OPENAI_BASE_URL: "http://llm:8080/v1"
depends_on:
- llm
- mcp
ports:
- "8000:8000"
From the project root, launch the full stack:
docker compose up --build
Compose will build the MCP and agent images, start the model runner, and connect everything on a shared network. When the stack is up, test the agent:
curl -X POST http://localhost:8000/query \
-H "Content-Type: application/json" \
-d '{"query": "List the markdown files in my workspace and summarize the first one."}'
You should see the agent calling list_files, then read_file, and finally returning a synthesized summary.
Step 6: Add security, observability, and trusted workflows
Running an agent locally is only step one. Docker’s focus on “trusted tools and workflows” is about making sure the same setup is safe and reproducible in team or production environments.
Some practical upgrades:
- Secrets management: Use Docker secrets or environment variables for API keys and database credentials instead of committing them to Git.
- Resource limits: Configure CPU and memory limits per service in Compose to prevent runaway agents or models from starving other workloads.
- Logging and metrics: Aggregate logs from the agent, model, and tools, and add tracing so you can debug tool calls and LLM decisions.
Docker’s official AI resources and GenAI Stack templates show patterns for exposing structured health endpoints, log aggregation, and GPU configuration that you can adapt to your app.
Step 7: Scale out and go multi‑agent
Once you have a single agent working, Docker’s workflows make it straightforward to scale horizontally or expand into multi‑agent systems.
A few directions to explore:
- Multi‑agent Compose: Define multiple agent services in your Compose file, each with a different role (researcher, summarizer, critic), and coordinate them through a message bus or orchestrator.
- GPU offload: Use Docker Offload or GPU‑enabled model runner images to accelerate larger models without changing your agent code.
- Production orchestration: Deploy the same containers to Kubernetes or Swarm, using Horizontal Pod Autoscalers or Swarm scaling to handle variable traffic.

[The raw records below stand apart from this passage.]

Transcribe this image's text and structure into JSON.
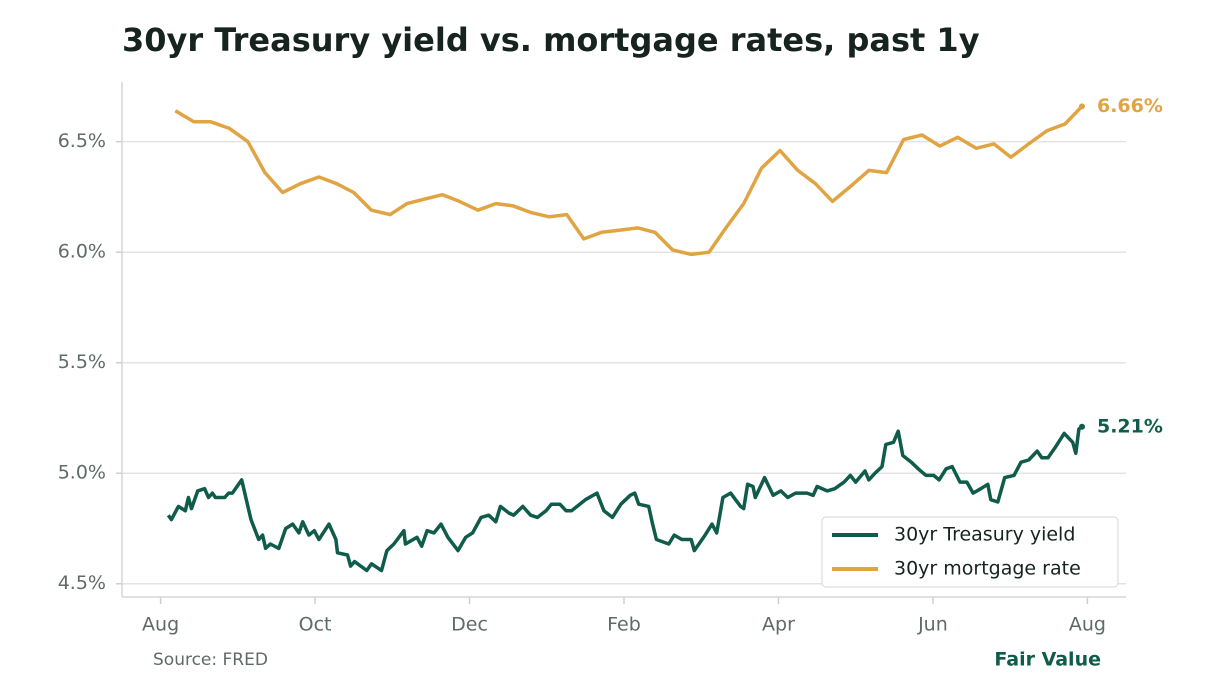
{
  "chart_data": {
    "type": "line",
    "title": "30yr Treasury yield vs. mortgage rates, past 1y",
    "source": "Source: FRED",
    "brand": "Fair Value",
    "xlim": [
      -0.5,
      12.5
    ],
    "xticks": [
      {
        "value": 0,
        "label": "Aug"
      },
      {
        "value": 2,
        "label": "Oct"
      },
      {
        "value": 4,
        "label": "Dec"
      },
      {
        "value": 6,
        "label": "Feb"
      },
      {
        "value": 8,
        "label": "Apr"
      },
      {
        "value": 10,
        "label": "Jun"
      },
      {
        "value": 12,
        "label": "Aug"
      }
    ],
    "ylim": [
      4.44,
      6.77
    ],
    "yticks": [
      {
        "value": 4.5,
        "label": "4.5%"
      },
      {
        "value": 5.0,
        "label": "5.0%"
      },
      {
        "value": 5.5,
        "label": "5.5%"
      },
      {
        "value": 6.0,
        "label": "6.0%"
      },
      {
        "value": 6.5,
        "label": "6.5%"
      }
    ],
    "grid": true,
    "legend": "lower right",
    "series": [
      {
        "name": "30yr Treasury yield",
        "color": "#0f5c4a",
        "end_label": "5.21%",
        "x": [
          0.1,
          0.14,
          0.23,
          0.32,
          0.36,
          0.4,
          0.48,
          0.57,
          0.62,
          0.67,
          0.71,
          0.83,
          0.88,
          0.93,
          1.05,
          1.11,
          1.17,
          1.27,
          1.32,
          1.36,
          1.42,
          1.53,
          1.62,
          1.71,
          1.79,
          1.84,
          1.92,
          1.99,
          2.05,
          2.18,
          2.27,
          2.29,
          2.42,
          2.46,
          2.51,
          2.67,
          2.73,
          2.86,
          2.93,
          3.02,
          3.15,
          3.17,
          3.32,
          3.38,
          3.45,
          3.54,
          3.63,
          3.72,
          3.85,
          3.95,
          4.04,
          4.15,
          4.25,
          4.34,
          4.4,
          4.51,
          4.57,
          4.69,
          4.79,
          4.88,
          4.99,
          5.06,
          5.17,
          5.25,
          5.32,
          5.5,
          5.65,
          5.74,
          5.85,
          5.96,
          6.08,
          6.14,
          6.19,
          6.32,
          6.37,
          6.42,
          6.58,
          6.65,
          6.75,
          6.87,
          6.91,
          7.05,
          7.14,
          7.2,
          7.28,
          7.38,
          7.51,
          7.55,
          7.6,
          7.67,
          7.7,
          7.82,
          7.93,
          8.03,
          8.12,
          8.22,
          8.37,
          8.45,
          8.5,
          8.63,
          8.73,
          8.85,
          8.93,
          9.0,
          9.12,
          9.17,
          9.25,
          9.34,
          9.39,
          9.49,
          9.55,
          9.61,
          9.72,
          9.81,
          9.91,
          10.01,
          10.08,
          10.17,
          10.25,
          10.35,
          10.44,
          10.52,
          10.62,
          10.71,
          10.75,
          10.84,
          10.93,
          11.05,
          11.14,
          11.24,
          11.35,
          11.41,
          11.49,
          11.59,
          11.7,
          11.81,
          11.85,
          11.89,
          11.93
        ],
        "values": [
          4.81,
          4.79,
          4.85,
          4.83,
          4.89,
          4.84,
          4.92,
          4.93,
          4.89,
          4.91,
          4.89,
          4.89,
          4.91,
          4.91,
          4.97,
          4.88,
          4.79,
          4.7,
          4.72,
          4.66,
          4.68,
          4.66,
          4.75,
          4.77,
          4.73,
          4.78,
          4.72,
          4.74,
          4.7,
          4.77,
          4.7,
          4.64,
          4.63,
          4.58,
          4.6,
          4.56,
          4.59,
          4.56,
          4.65,
          4.68,
          4.74,
          4.68,
          4.71,
          4.67,
          4.74,
          4.73,
          4.77,
          4.71,
          4.65,
          4.71,
          4.73,
          4.8,
          4.81,
          4.78,
          4.85,
          4.82,
          4.81,
          4.85,
          4.81,
          4.8,
          4.83,
          4.86,
          4.86,
          4.83,
          4.83,
          4.88,
          4.91,
          4.83,
          4.8,
          4.86,
          4.9,
          4.91,
          4.86,
          4.85,
          4.77,
          4.7,
          4.68,
          4.72,
          4.7,
          4.7,
          4.65,
          4.72,
          4.77,
          4.73,
          4.89,
          4.91,
          4.85,
          4.84,
          4.95,
          4.94,
          4.89,
          4.98,
          4.9,
          4.92,
          4.89,
          4.91,
          4.91,
          4.9,
          4.94,
          4.92,
          4.93,
          4.96,
          4.99,
          4.96,
          5.01,
          4.97,
          5.0,
          5.03,
          5.13,
          5.14,
          5.19,
          5.08,
          5.05,
          5.02,
          4.99,
          4.99,
          4.97,
          5.02,
          5.03,
          4.96,
          4.96,
          4.91,
          4.93,
          4.95,
          4.88,
          4.87,
          4.98,
          4.99,
          5.05,
          5.06,
          5.1,
          5.07,
          5.07,
          5.12,
          5.18,
          5.14,
          5.09,
          5.2,
          5.21
        ]
      },
      {
        "name": "30yr mortgage rate",
        "color": "#e0a443",
        "end_label": "6.66%",
        "x": [
          0.19,
          0.43,
          0.65,
          0.89,
          1.13,
          1.35,
          1.58,
          1.81,
          2.05,
          2.28,
          2.5,
          2.73,
          2.97,
          3.19,
          3.42,
          3.65,
          3.87,
          4.11,
          4.34,
          4.56,
          4.79,
          5.03,
          5.26,
          5.48,
          5.71,
          5.95,
          6.18,
          6.4,
          6.63,
          6.87,
          7.1,
          7.32,
          7.55,
          7.78,
          8.02,
          8.25,
          8.48,
          8.7,
          8.94,
          9.17,
          9.4,
          9.62,
          9.86,
          10.09,
          10.32,
          10.56,
          10.79,
          11.01,
          11.24,
          11.48,
          11.71,
          11.93
        ],
        "values": [
          6.64,
          6.59,
          6.59,
          6.56,
          6.5,
          6.36,
          6.27,
          6.31,
          6.34,
          6.31,
          6.27,
          6.19,
          6.17,
          6.22,
          6.24,
          6.26,
          6.23,
          6.19,
          6.22,
          6.21,
          6.18,
          6.16,
          6.17,
          6.06,
          6.09,
          6.1,
          6.11,
          6.09,
          6.01,
          5.99,
          6.0,
          6.11,
          6.22,
          6.38,
          6.46,
          6.37,
          6.31,
          6.23,
          6.3,
          6.37,
          6.36,
          6.51,
          6.53,
          6.48,
          6.52,
          6.47,
          6.49,
          6.43,
          6.49,
          6.55,
          6.58,
          6.66
        ]
      }
    ]
  }
}
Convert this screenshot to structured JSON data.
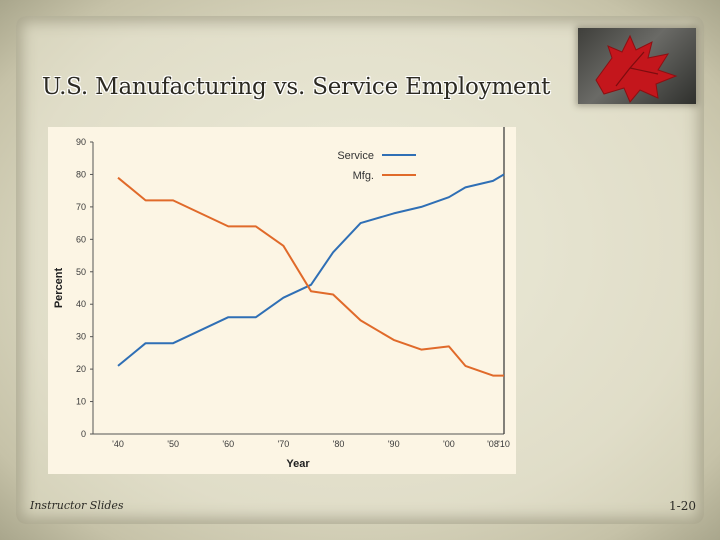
{
  "slide": {
    "title": "U.S. Manufacturing vs. Service Employment",
    "footer_left": "Instructor Slides",
    "page_number": "1-20"
  },
  "chart_data": {
    "type": "line",
    "title": "",
    "xlabel": "Year",
    "ylabel": "Percent",
    "x": [
      1940,
      1945,
      1950,
      1955,
      1960,
      1965,
      1970,
      1975,
      1979,
      1984,
      1990,
      1995,
      2000,
      2003,
      2008,
      2010
    ],
    "x_ticks": [
      1940,
      1950,
      1960,
      1970,
      1980,
      1990,
      2000,
      2008,
      2010
    ],
    "x_tick_labels": [
      "'40",
      "'50",
      "'60",
      "'70",
      "'80",
      "'90",
      "'00",
      "'08",
      "'10"
    ],
    "ylim": [
      0,
      90
    ],
    "y_ticks": [
      0,
      10,
      20,
      30,
      40,
      50,
      60,
      70,
      80,
      90
    ],
    "grid": false,
    "legend_position": "top-right",
    "series": [
      {
        "name": "Service",
        "color": "#2f6fb5",
        "values": [
          21,
          28,
          28,
          32,
          36,
          36,
          42,
          46,
          56,
          65,
          68,
          70,
          73,
          76,
          78,
          80
        ]
      },
      {
        "name": "Mfg.",
        "color": "#e06a2a",
        "values": [
          79,
          72,
          72,
          68,
          64,
          64,
          58,
          44,
          43,
          35,
          29,
          26,
          27,
          21,
          18,
          18
        ]
      }
    ]
  }
}
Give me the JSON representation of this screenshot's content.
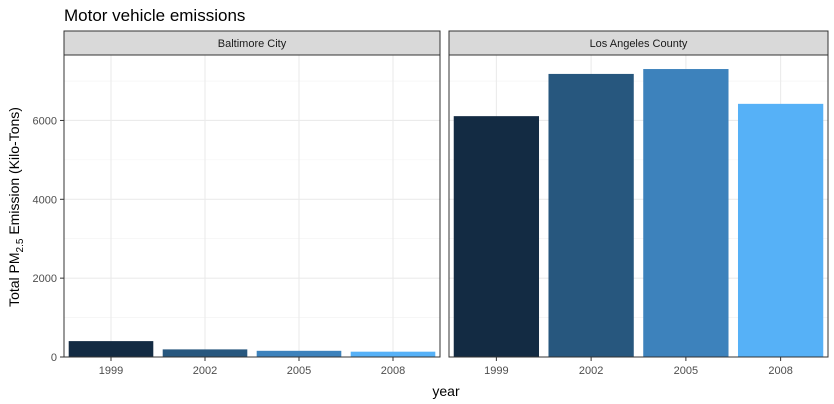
{
  "chart_data": {
    "type": "bar",
    "title": "Motor vehicle emissions",
    "xlabel": "year",
    "ylabel": {
      "prefix": "Total PM",
      "subscript": "2.5",
      "suffix": " Emission (Kilo-Tons)"
    },
    "categories": [
      "1999",
      "2002",
      "2005",
      "2008"
    ],
    "ylim": [
      0,
      7660
    ],
    "yticks": [
      0,
      2000,
      4000,
      6000
    ],
    "grid": true,
    "legend": "none",
    "colors": [
      "#132b43",
      "#27577e",
      "#3d82bc",
      "#56b1f7"
    ],
    "panels": [
      {
        "name": "Baltimore City",
        "values": [
          403,
          193,
          157,
          135
        ]
      },
      {
        "name": "Los Angeles County",
        "values": [
          6109,
          7180,
          7304,
          6421
        ]
      }
    ]
  }
}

Recent Docker blogs and webinars on agentic AI highlight these patterns and provide sample Compose files you can clone and adapt.
Where to go next
To deepen this starter app and align more closely with Docker’s official patterns, useful next steps include:
- Studying Docker’s “GenAI vs. Agentic AI” and “Docker for AI” resources to understand how Model Runner, Compose extensions, and Offload are meant to fit together in a production‑grade stack.
- Exploring more complete examples such as local agents with Ollama, LangChain, and MCP that already use Docker Compose to glue agents, tools, and frontends together.
- Watching Docker’s “Build Your First Agentic App with Docker” webinar for an end‑to‑end demo and architecture walkthrough that looks very similar to what you built here.
By combining a local model runner, an MCP tool server, and an agent runtime into a single Docker Compose stack, you have a solid, reproducible foundation for your first agentic AI application — and a clear path from laptop experimentation to trusted, team‑ready workflows.